Silver Linings Playbook

JENNIFER LAWRENCE and BRADLEY COOPER star in SILVER LININGS PLAYBOOK

Movie review by Greg Carlson

One of the questions nagging David O. Russell’s “Silver Linings Playbook” as it divides critical opinion like so many of the filmmaker’s previous movies asks whether his adaptation of Matthew Quick’s 2008 novel wallows in the feel-good, romantic movie clichés Russell once (seemingly) rejected. Has Russell, following seven Oscar nominations and a pair of acting wins for “The Fighter,” acquiesced to the corporate conventions demanded of so many Hollywood hit machines? Is filmmaking somehow less “personal” if the story involves impossibly attractive stars playing characters “struggling” with mental illness?

Some answers might be found in the pages of Quick’s often funny book, one of those buzzed-about debuts optioned for cinema prior to its publication. In an interview with Mike Ryan, Russell describes receiving the novel from Sydney Pollack as a project that was to have been made prior to “The Fighter.” The filmmaker worked through multiple drafts of the script, significantly altering story elements, dropping several subplots, reimagining characters, and perhaps most notably overhauling Pat Sr., a figure whose presence in the novel is as cold and authoritative as Robert De Niro’s performance is tender and fluid.

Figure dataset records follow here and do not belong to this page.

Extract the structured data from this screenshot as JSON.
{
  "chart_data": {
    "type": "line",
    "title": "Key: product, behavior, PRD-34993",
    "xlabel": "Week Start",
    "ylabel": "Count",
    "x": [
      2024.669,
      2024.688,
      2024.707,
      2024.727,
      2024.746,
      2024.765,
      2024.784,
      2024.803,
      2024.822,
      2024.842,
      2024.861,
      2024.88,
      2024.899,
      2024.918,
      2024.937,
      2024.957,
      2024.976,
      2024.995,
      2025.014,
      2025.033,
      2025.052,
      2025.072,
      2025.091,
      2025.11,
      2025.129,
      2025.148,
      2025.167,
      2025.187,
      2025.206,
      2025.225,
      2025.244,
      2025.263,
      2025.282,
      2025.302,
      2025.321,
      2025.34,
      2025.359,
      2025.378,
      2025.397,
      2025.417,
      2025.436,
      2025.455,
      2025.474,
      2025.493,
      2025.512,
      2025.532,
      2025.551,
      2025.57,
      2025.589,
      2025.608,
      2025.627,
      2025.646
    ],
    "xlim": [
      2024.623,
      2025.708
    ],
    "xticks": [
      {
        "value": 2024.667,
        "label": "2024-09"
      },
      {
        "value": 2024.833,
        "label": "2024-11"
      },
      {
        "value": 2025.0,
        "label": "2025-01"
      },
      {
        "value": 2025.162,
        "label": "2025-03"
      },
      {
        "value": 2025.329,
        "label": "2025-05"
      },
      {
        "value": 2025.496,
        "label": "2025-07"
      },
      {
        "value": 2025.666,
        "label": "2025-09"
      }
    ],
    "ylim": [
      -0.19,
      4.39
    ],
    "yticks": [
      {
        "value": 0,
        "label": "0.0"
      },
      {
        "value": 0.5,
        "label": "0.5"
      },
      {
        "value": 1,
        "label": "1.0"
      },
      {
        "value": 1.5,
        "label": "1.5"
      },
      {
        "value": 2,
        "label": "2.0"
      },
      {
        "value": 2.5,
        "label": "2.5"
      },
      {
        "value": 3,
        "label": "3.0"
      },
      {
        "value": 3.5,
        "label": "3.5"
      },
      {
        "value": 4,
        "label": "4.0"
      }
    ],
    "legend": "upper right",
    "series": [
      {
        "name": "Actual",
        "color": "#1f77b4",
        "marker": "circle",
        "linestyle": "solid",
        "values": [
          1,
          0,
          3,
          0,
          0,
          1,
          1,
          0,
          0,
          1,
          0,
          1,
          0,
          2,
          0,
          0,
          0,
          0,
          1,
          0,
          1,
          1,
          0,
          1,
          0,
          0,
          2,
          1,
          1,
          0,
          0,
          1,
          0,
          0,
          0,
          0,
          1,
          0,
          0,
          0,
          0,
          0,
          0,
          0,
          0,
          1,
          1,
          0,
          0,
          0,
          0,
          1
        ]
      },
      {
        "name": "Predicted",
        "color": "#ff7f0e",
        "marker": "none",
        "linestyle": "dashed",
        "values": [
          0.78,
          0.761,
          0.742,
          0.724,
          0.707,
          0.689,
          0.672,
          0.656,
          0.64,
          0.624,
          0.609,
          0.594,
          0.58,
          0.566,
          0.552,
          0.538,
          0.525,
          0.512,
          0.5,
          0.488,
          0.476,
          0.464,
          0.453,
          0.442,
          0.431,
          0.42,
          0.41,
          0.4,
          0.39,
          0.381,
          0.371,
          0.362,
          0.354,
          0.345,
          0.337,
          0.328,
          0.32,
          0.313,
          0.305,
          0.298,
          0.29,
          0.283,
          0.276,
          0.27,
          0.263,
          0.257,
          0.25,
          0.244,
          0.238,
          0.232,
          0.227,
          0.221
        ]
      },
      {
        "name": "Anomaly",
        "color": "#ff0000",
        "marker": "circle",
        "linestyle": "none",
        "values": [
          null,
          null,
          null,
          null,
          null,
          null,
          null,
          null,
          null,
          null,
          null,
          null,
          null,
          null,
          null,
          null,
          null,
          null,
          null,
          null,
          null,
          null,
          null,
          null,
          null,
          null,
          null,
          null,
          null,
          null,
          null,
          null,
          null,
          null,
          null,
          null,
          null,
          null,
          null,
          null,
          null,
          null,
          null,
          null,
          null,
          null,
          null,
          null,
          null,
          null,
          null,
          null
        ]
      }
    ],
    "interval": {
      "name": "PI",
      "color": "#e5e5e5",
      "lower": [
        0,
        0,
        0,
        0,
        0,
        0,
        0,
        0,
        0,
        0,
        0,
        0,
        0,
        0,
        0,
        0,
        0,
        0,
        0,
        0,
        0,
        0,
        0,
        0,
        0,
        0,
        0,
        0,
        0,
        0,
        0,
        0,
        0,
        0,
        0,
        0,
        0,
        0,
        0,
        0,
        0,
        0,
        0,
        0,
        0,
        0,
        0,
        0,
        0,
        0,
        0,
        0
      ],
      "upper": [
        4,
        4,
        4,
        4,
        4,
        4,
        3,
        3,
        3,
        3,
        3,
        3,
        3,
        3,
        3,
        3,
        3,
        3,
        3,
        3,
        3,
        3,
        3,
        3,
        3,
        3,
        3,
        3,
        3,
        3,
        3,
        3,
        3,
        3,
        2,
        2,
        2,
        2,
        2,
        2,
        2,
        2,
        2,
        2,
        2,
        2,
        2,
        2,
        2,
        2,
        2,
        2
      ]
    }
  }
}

The principal romantic relationship, between Bradley Cooper’s bi-polar Pat and Jennifer Lawrence’s grieving Tiffany, makes the transition from the page largely intact, and Russell doesn’t blink at the obvious genre requirement demanding the final reel union of the pharmaceutical-dependent pair (it wasn’t a problem for Howard Hawks, Preston Sturges, or Gregory La Cava either). Ostensibly, Pat is wholly committed to reconciliation with his estranged wife Nikki, whose adultery triggered the physical outburst that landed Pat in an institution and now places a restraining order between them, but from the moment Tiffany shows up, Pat will be the only one convinced he still has any hope of restoring his old life.

Like nearly any classic screwball comedy, Pat’s relationship with Tiffany is predicated on the unlikely: because she has the necessary access, she will deliver Pat’s letters to Nikki as long as Pat agrees to dance with Tiffany in a competition. Quick’s novel arguably makes better use of such a harebrained premise, but Russell apparently sees less value in the mechanics of plot when opportunities for charged dialogue and physical closeness are so ripe. Quick is specific about the music that so deeply affects Pat, but the movie makes use of different selections. One look at the delightfully amateurish medley mashup choreographed by Tiffany for the dance finale explains why: Russell aches for the unexpected shifts in tone that might otherwise threaten the consistency of a less interesting world.

“Silver Linings Playbook” reiterates the director’s strengths, from his confidence with noisy ensembles to his appreciation for unfiltered, truth-hurts declarations. Russell’s respect for the messy, impolite exchange has manifested in some of the director’s greatest moments (often around dinner tables, as “Flirting with Disaster” and “I Heart Huckabees” attest). “Silver Linings Playbook” starts as a story about a delusional young man but by the time the title reaches fruition, it might have transformed into a story about a young woman just as determined to find her own redemption from the past.